Mathew’s question remained without an answer, just like most of the doubts he had about this new, changed world. And with the members of his group thinking hard about the meaning of Mathew’s offhanded question, the rest of their journey passed in relative silence, broken only by the random screeching of the zombies coming from way off in the distance.
“Oh, hey,” a survivor of the hole in the media building’s wall jumped when Mathew’s group appeared from beyond the ruins of a nearby house. “Wait, what are you guys doing here? Didn’t you leave a few moments ago?”
“What are you even talking about?” Mathew asked, rolling his eyes in reaction to the stupid question. “This is our first time here!” he then added as if it was an obvious matter only to then pass by the stupefied survivor and enter the building.

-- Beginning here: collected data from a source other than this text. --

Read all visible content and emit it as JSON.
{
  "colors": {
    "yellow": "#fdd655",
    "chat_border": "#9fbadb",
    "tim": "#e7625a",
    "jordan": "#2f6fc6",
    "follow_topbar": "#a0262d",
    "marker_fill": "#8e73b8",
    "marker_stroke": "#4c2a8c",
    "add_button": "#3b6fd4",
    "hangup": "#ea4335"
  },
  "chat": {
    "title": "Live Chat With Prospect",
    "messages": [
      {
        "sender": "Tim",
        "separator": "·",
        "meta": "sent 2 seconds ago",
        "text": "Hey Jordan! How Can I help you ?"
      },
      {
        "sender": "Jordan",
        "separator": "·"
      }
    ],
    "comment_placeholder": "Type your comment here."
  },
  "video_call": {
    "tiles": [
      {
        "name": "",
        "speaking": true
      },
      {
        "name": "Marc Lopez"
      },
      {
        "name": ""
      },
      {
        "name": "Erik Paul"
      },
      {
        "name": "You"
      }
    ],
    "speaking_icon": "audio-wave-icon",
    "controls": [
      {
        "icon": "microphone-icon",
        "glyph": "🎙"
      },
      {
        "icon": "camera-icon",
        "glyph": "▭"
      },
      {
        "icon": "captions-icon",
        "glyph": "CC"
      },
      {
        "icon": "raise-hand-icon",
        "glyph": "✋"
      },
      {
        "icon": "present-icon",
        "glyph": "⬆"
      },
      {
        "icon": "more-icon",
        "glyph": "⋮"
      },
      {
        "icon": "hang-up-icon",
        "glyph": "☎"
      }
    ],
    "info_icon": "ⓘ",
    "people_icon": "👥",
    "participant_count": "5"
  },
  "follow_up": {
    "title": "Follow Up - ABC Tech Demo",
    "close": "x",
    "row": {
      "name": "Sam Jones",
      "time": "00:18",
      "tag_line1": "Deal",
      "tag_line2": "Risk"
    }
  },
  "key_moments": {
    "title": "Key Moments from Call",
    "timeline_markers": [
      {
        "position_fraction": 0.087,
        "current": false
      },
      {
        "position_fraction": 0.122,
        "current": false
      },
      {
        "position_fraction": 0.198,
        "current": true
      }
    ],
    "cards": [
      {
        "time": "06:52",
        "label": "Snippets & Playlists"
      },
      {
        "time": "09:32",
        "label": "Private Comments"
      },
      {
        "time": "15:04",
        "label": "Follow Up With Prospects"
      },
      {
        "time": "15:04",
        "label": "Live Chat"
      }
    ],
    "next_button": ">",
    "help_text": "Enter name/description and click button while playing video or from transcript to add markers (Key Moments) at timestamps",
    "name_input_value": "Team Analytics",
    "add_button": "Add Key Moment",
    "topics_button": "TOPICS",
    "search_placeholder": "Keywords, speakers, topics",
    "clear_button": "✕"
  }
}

“… have that for now. Fixing the holes should be our…” Daniel spoke to one of the other survivors while scribbling some notes in the notepad he held in his hand. Yet, before he could finish his sentence, the noises Mathew’s group made alerted him, making the officer turn his sights towards Mat’s party.
“Huh?” The officer shook a little while raising his eyebrows in surprise. “Weren’t you guys supposed…”
“Yeah, yeah,” Mathew cut into Daniel’s sentence while waving his hand. “I forgot something important,” he shortly explained before approaching the shadowy figure of the merchant and reaching out for the shadows hidden underneath its hood. “It will only take a moment and we will be back on our way out,” he added before squeezing the shadows and allowing the strange power of the merchants to transport him to the separate dimension.